Elif Shafak asks: How could a man murder his own mother?

honour-by-elif-shafakHonor by Elif Shafak

“So it was that in the land where Pink Destiny and Enough Beauty were born, ‘honor’ was more than a word. It was also a name. You could call your child ‘honor,’ as long as it was a boy. Men had honor. Old men, middle-aged men, even schoolboys so young that they still smelled of their mothers’ milk. Women did not have honor. Instead, they had shame. And, as everyone knew, Shame would be a rather poor name to bear.”

Elif Shafak’s story of an honor killing is an unflinching look at the intricacies of gender in traditional and modern societies. Who is in control, and when. What it means to fall in love, depending on who is falling.

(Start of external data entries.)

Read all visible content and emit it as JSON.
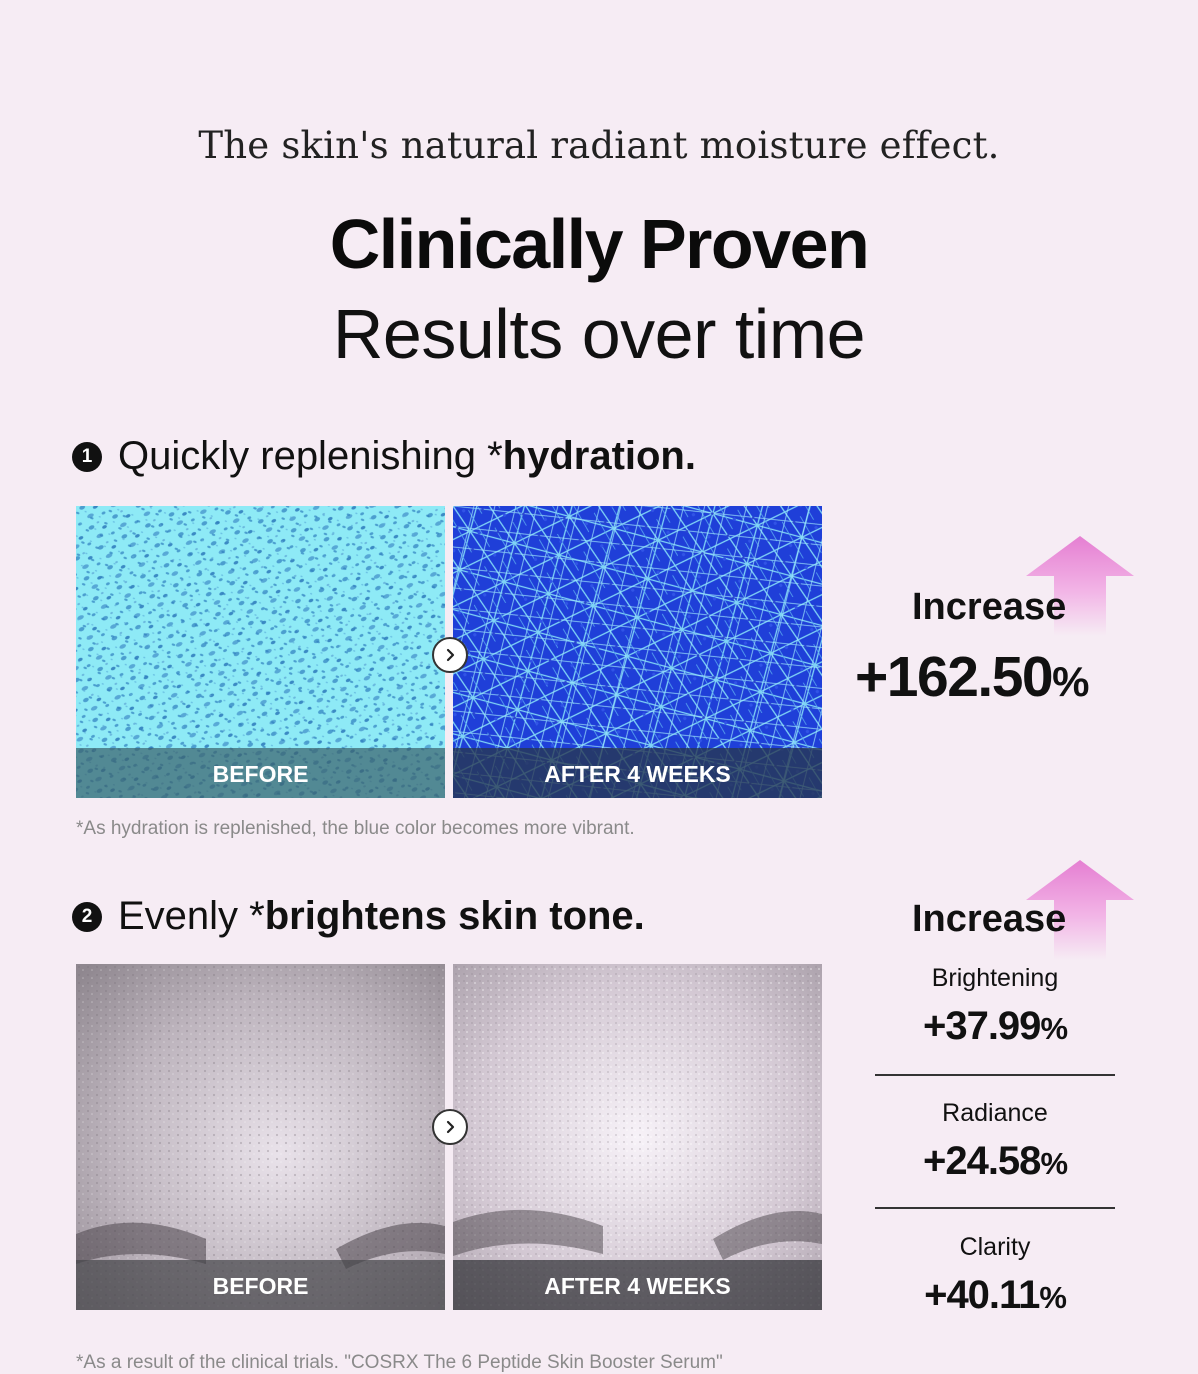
{
  "header": {
    "subtitle": "The skin's natural radiant moisture effect.",
    "title_bold": "Clinically Proven",
    "title_light": "Results over time"
  },
  "section1": {
    "number": "1",
    "heading_plain": "Quickly replenishing *",
    "heading_bold": "hydration.",
    "before_label": "BEFORE",
    "after_label": "AFTER 4 WEEKS",
    "footnote": "*As hydration is replenished, the blue color becomes more vibrant.",
    "increase_label": "Increase",
    "increase_value": "+162.50",
    "percent_symbol": "%"
  },
  "section2": {
    "number": "2",
    "heading_plain": "Evenly *",
    "heading_bold": "brightens skin tone.",
    "before_label": "BEFORE",
    "after_label": "AFTER 4 WEEKS",
    "increase_label": "Increase",
    "metrics": [
      {
        "name": "Brightening",
        "value": "+37.99",
        "symbol": "%"
      },
      {
        "name": "Radiance",
        "value": "+24.58",
        "symbol": "%"
      },
      {
        "name": "Clarity",
        "value": "+40.11",
        "symbol": "%"
      }
    ],
    "footnote": "*As a result of the clinical trials. \"COSRX The 6 Peptide Skin Booster Serum\""
  },
  "colors": {
    "background": "#f6ecf4",
    "arrow_pink": "#e985d6",
    "hydration_before": "#8eeaf6",
    "hydration_after": "#1f3fd8"
  },
  "icons": {
    "next_arrow": "chevron-right-icon",
    "increase_arrow": "up-arrow-icon"
  }
}
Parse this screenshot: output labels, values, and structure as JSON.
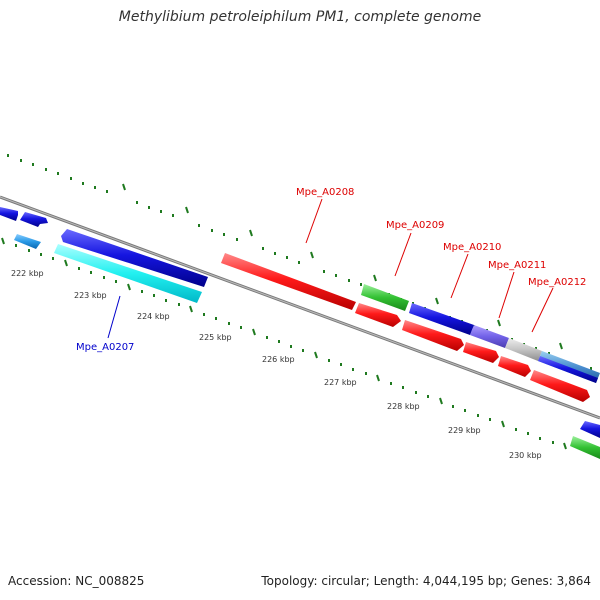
{
  "title": "Methylibium petroleiphilum PM1, complete genome",
  "accession_text": "Accession: NC_008825",
  "topology_text": "Topology: circular; Length: 4,044,195 bp; Genes: 3,864",
  "colors": {
    "backbone": "#7a7a7a",
    "tick": "#1f7a1f",
    "forward_label": "#dd0000",
    "reverse_label": "#0000cc",
    "kbp_text": "#333333"
  },
  "kbp_labels": [
    "222 kbp",
    "223 kbp",
    "224 kbp",
    "225 kbp",
    "226 kbp",
    "227 kbp",
    "228 kbp",
    "229 kbp",
    "230 kbp"
  ],
  "gene_labels": [
    {
      "id": "lbl-a0207",
      "text": "Mpe_A0207",
      "strand": "reverse"
    },
    {
      "id": "lbl-a0208",
      "text": "Mpe_A0208",
      "strand": "forward"
    },
    {
      "id": "lbl-a0209",
      "text": "Mpe_A0209",
      "strand": "forward"
    },
    {
      "id": "lbl-a0210",
      "text": "Mpe_A0210",
      "strand": "forward"
    },
    {
      "id": "lbl-a0211",
      "text": "Mpe_A0211",
      "strand": "forward"
    },
    {
      "id": "lbl-a0212",
      "text": "Mpe_A0212",
      "strand": "forward"
    }
  ]
}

Honor killings are a disease of “traditional” societies, and every few years an honor killing makes headlines around the world. It’s hard to know how to approach them, how to be critical of a practice but not critical of a culture.

As a Turkish woman who has lived all over the world, Shafak is in a unique position to examine her culture. Sometimes the person who can never quite belong sees the most, and Shafak in this novel sees right into the heart of her characters’ souls.

Perhaps the most fascinating part of this novel is that the protagonist, when all is said and done, is the man who carried out the honor killing. His mind, his soul, and his ego are the emotional core of the novel.

  •             Shafak bravely asks in this novel a question that boggles the mind: how could a boy murder his own mother?